A última hora de la tarde, sobre la plaza central, Miguel Ángel Jiménez, integrante de la UPOEG, trata de convencer a unos comerciantes de que denuncien la situación de violencia y sometimiento que han vivido desde hace tiempo. Ellos asienten, pero piden que regrese mañana, deben pensarlo. La edición vespertina del diario local La Tarde luce en los quioscos del parque, con las fotos del palacio municipal ardiendo en primera plana. Todavía huele a humo en la calle, aunque los bomberos llegaron hace horas.
“La ciudadanía está asustada”, confirma Jorge, que hilvana frases como si estuviera repitiendo un discurso aprendido de memoria. “Ahora tenemos aquí a las fuerzas federales, pero nadie sabe qué pasará cuando se vayan. Antes los secuestros eran a diario, se llevaban a la gente con la ayuda de los municipales.
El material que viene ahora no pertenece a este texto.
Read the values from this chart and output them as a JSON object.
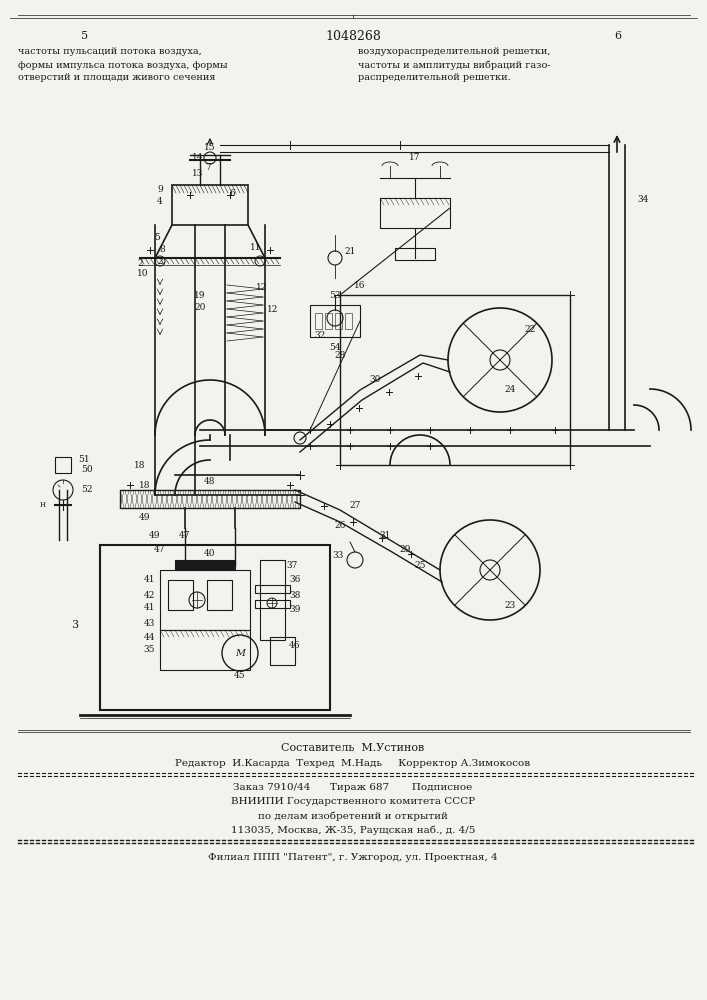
{
  "patent_number": "1048268",
  "page_left": "5",
  "page_right": "6",
  "header_left_lines": [
    "частоты пульсаций потока воздуха,",
    "формы импульса потока воздуха, формы",
    "отверстий и площади живого сечения"
  ],
  "header_right_lines": [
    "воздухораспределительной решетки,",
    "частоты и амплитуды вибраций газо-",
    "распределительной решетки."
  ],
  "footer_line1": "Составитель  М.Устинов",
  "footer_line2": "Редактор  И.Касарда  Техред  М.Надь     Корректор А.Зимокосов",
  "footer_line3": "Заказ 7910/44      Тираж 687       Подписное",
  "footer_line4": "ВНИИПИ Государственного комитета СССР",
  "footer_line5": "по делам изобретений и открытий",
  "footer_line6": "113035, Москва, Ж-35, Раущская наб., д. 4/5",
  "footer_line7": "Филиал ППП \"Патент\", г. Ужгород, ул. Проектная, 4",
  "bg_color": "#f2f2ee",
  "line_color": "#1a1a1a",
  "text_color": "#1a1a1a"
}
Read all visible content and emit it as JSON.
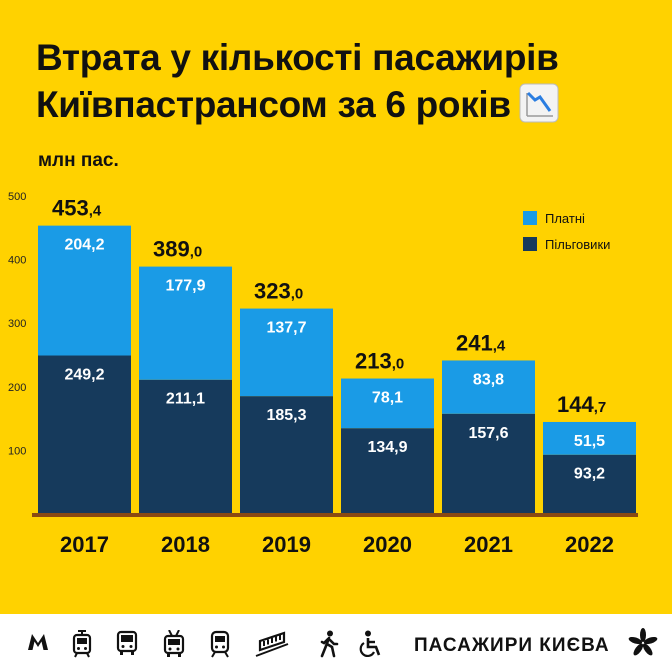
{
  "title_lines": [
    "Втрата у кількості пасажирів",
    "Київпастрансом за 6 років"
  ],
  "footer": {
    "brand": "ПАСАЖИРИ КИЄВА",
    "icons": [
      "metro-icon",
      "tram-icon",
      "bus-icon",
      "trolleybus-icon",
      "train-icon",
      "funicular-icon",
      "pedestrian-icon",
      "wheelchair-icon",
      "chestnut-leaf-icon"
    ]
  },
  "colors": {
    "background": "#ffd200",
    "paid": "#1a9be6",
    "benefit": "#163a5c",
    "baseline": "#8a4a12"
  },
  "chart_data": {
    "type": "bar",
    "stacked": true,
    "title": "Втрата у кількості пасажирів Київпастрансом за 6 років",
    "ylabel": "млн пас.",
    "xlabel": "",
    "categories": [
      "2017",
      "2018",
      "2019",
      "2020",
      "2021",
      "2022"
    ],
    "series": [
      {
        "name": "Пільговики",
        "values": [
          249.2,
          211.1,
          185.3,
          134.9,
          157.6,
          93.2
        ],
        "labels": [
          "249,2",
          "211,1",
          "185,3",
          "134,9",
          "157,6",
          "93,2"
        ]
      },
      {
        "name": "Платні",
        "values": [
          204.2,
          177.9,
          137.7,
          78.1,
          83.8,
          51.5
        ],
        "labels": [
          "204,2",
          "177,9",
          "137,7",
          "78,1",
          "83,8",
          "51,5"
        ]
      }
    ],
    "legend": [
      "Платні",
      "Пільговики"
    ],
    "legend_position": "top-right",
    "totals": [
      {
        "int": "453",
        "dec": ",4"
      },
      {
        "int": "389",
        "dec": ",0"
      },
      {
        "int": "323",
        "dec": ",0"
      },
      {
        "int": "213",
        "dec": ",0"
      },
      {
        "int": "241",
        "dec": ",4"
      },
      {
        "int": "144",
        "dec": ",7"
      }
    ],
    "yticks": [
      "100",
      "200",
      "300",
      "400",
      "500"
    ],
    "ylim": [
      0,
      500
    ],
    "grid": false
  }
}
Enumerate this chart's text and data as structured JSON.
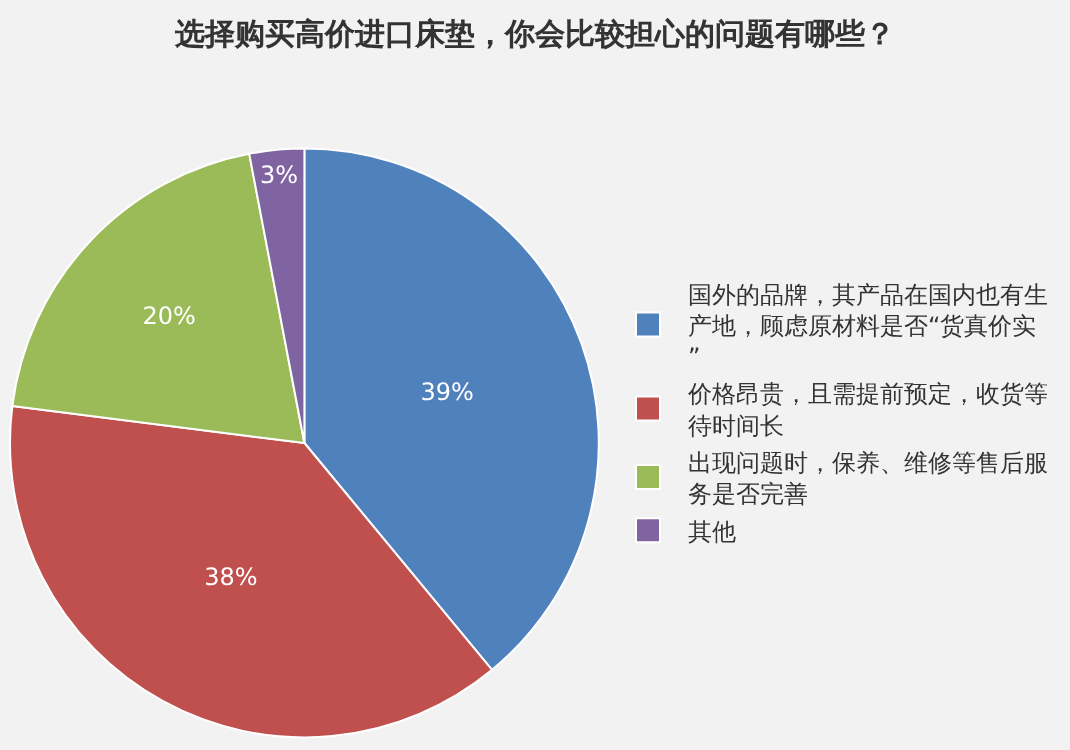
{
  "chart_data": {
    "type": "pie",
    "title": "选择购买高价进口床垫，你会比较担心的问题有哪些？",
    "categories": [
      "国外的品牌，其产品在国内也有生产地，顾虑原材料是否“货真价实”",
      "价格昂贵，且需提前预定，收货等待时间长",
      "出现问题时，保养、维修等售后服务是否完善",
      "其他"
    ],
    "values": [
      39,
      38,
      20,
      3
    ],
    "value_labels": [
      "39%",
      "38%",
      "20%",
      "3%"
    ],
    "colors": [
      "#4f81bd",
      "#c0504d",
      "#9bbb59",
      "#8064a2"
    ],
    "legend": "right"
  }
}
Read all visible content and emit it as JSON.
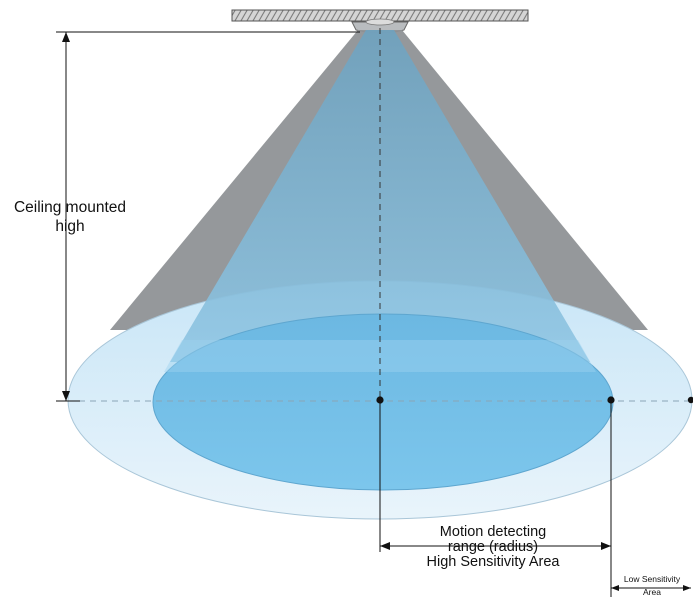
{
  "labels": {
    "ceiling_line1": "Ceiling mounted",
    "ceiling_line2": "high",
    "motion_line1": "Motion detecting",
    "motion_line2": "range (radius)",
    "motion_line3": "High Sensitivity Area",
    "low_line1": "Low Sensitivity",
    "low_line2": "Area"
  },
  "colors": {
    "outer_cone": "#8f9296",
    "inner_cone": "#6aa3c2",
    "outer_ellipse": "#dcecf6",
    "inner_ellipse": "#78c1e8",
    "ceiling": "#9a9a9a",
    "line": "#111111"
  }
}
El hallazgo de fosas clandestinas no resulta extraño para nosotros. Solo espero que la ciudadanía se levante, porque el pueblo puso al Gobierno y el pueblo lo puede quitar”. Por ahora, Iguala es una ciudad sin ley ni consistorio, que contiene la respiración pendiente del paradero de familiares, amigos, vecinos. Muchos más de 43.